Another Mid 50s
From my earliest memories, I see the two room, plank sided, unpainted house where my Granny & Papa Phelps lived. It was set up on haydite blocks and was a perfect place for my cousins and I to go underneath, get out of the heat and harass doodle bugs. It set on the corner of South 9th at Ave H in Haskell, TX. Two unpaved roads…dirt roads. To the west was a cotton field. In the fall it was a great battleground for dirt clod fights. You could crawl between the rows and pop up to throw a golf ball sized red dirt projectile that would (in your imagination) explode on impact.
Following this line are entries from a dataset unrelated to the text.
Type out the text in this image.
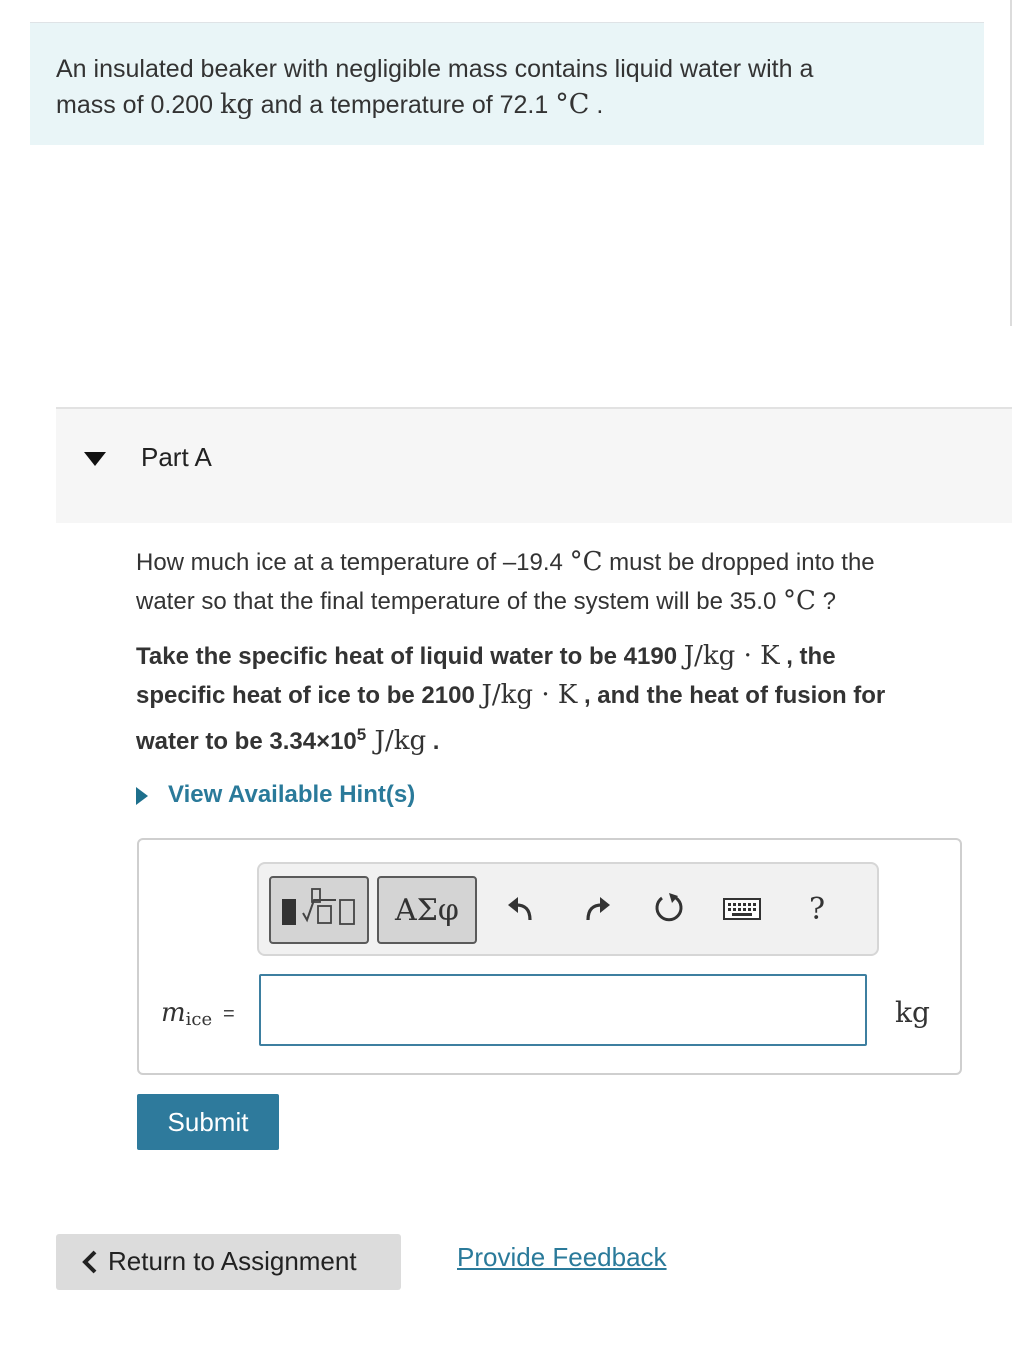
An insulated beaker with negligible mass contains liquid water with a
mass of 0.200 kg and a temperature of 72.1 °C .
Part A
How much ice at a temperature of –19.4 °C must be dropped into the
water so that the final temperature of the system will be 35.0 °C ?
Take the specific heat of liquid water to be 4190 J/kg · K , the
specific heat of ice to be 2100 J/kg · K , and the heat of fusion for
water to be $3.34\times 10^5$ J/kg .
View Available Hint(s)
ΑΣφ	?
$m_{ice}$ =	kg
Submit
Return to Assignment	Provide Feedback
You also could be hit by a red grenade tossed by a member of the “enemy”.

On special occasions…holidays, Papa’s birthday, reunions…there was food everywhere, often outside on tables with tablecloths. Pies and deserts on one end constantly guarded by aunts, older female cousins and other ladies who’s job it was to shoo flies and make you eat the casserole first…then desert. Each day would always include the photos. It was much more of an event than it is today. The groupings would be discussed, arranged and rearranged to make sure to include everyone…but always at the west end of Granny’s house. This plain, blank, windowless wall was the backdrop for all photos. I do not have any photos of any other parts of that house.
Until the early 60s the little house had electricity but no plumbing. That meant bathroom access was at the end of about a 50 foot path. Unless you have had that inconvenience be a real thing you cannot understand the dread you feel when you realize “you gotta go”. I will admit that if it was dark I peed just outside the back door. The red dirt soaked it up quickly and if you kicked a little over the spot no one would ever know. The outhouse…the baths in the galvanized tub…the “ice box”…the water well…seemed perfectly normal to me as I would go back and forth between Granny’s house and our house with all the modern conveniences. Only now as I look back do I see that it was the end of one way of life and the beginning of another.
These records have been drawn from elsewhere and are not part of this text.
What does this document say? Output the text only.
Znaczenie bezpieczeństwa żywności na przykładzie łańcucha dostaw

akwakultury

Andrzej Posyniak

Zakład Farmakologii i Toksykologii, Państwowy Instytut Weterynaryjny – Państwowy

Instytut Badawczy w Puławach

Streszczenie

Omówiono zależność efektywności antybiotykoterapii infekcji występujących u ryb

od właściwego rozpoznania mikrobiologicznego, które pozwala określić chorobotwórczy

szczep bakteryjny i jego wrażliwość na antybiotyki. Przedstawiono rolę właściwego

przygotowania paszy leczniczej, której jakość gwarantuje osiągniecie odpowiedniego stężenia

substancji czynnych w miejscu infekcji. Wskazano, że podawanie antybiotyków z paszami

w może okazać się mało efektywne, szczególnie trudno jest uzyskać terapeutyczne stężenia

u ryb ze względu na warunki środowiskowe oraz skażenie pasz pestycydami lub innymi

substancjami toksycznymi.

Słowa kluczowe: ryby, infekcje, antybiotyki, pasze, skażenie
To the east, two houses down, was my Uncle Dud & Aunt Shorty’s house…another anchor in my memory. Those who know me know that these two were next to my own Mom and Dad in importance and influence in my life. Uncle Dud, my Mom’s closest brother and his wife Lona Mae…Aunt Shorty. He was a quiet, steady, kind man. Even then I knew that was the pattern to follow and the times in my life I am most proud of came from his example. She was a “force” of nature…in love with her Lord and Savior Jesus Christ…and the energy behind her family and her church. She believed in me when I did not like myself and she would never talk to me without telling me she loved me. I miss her so. Her name came from her dad (Daddy Jack) calling her “Shorty”…it stuck…and since she was my aunt…Aunt Shorty.

My cousin Elaine … the only child of that household and one year older than me was the poster child for growing up in the 50s in small town Texas. Princess phone, hoop skirts and movies on Saturday afternoon. Those days deserve a story of their own.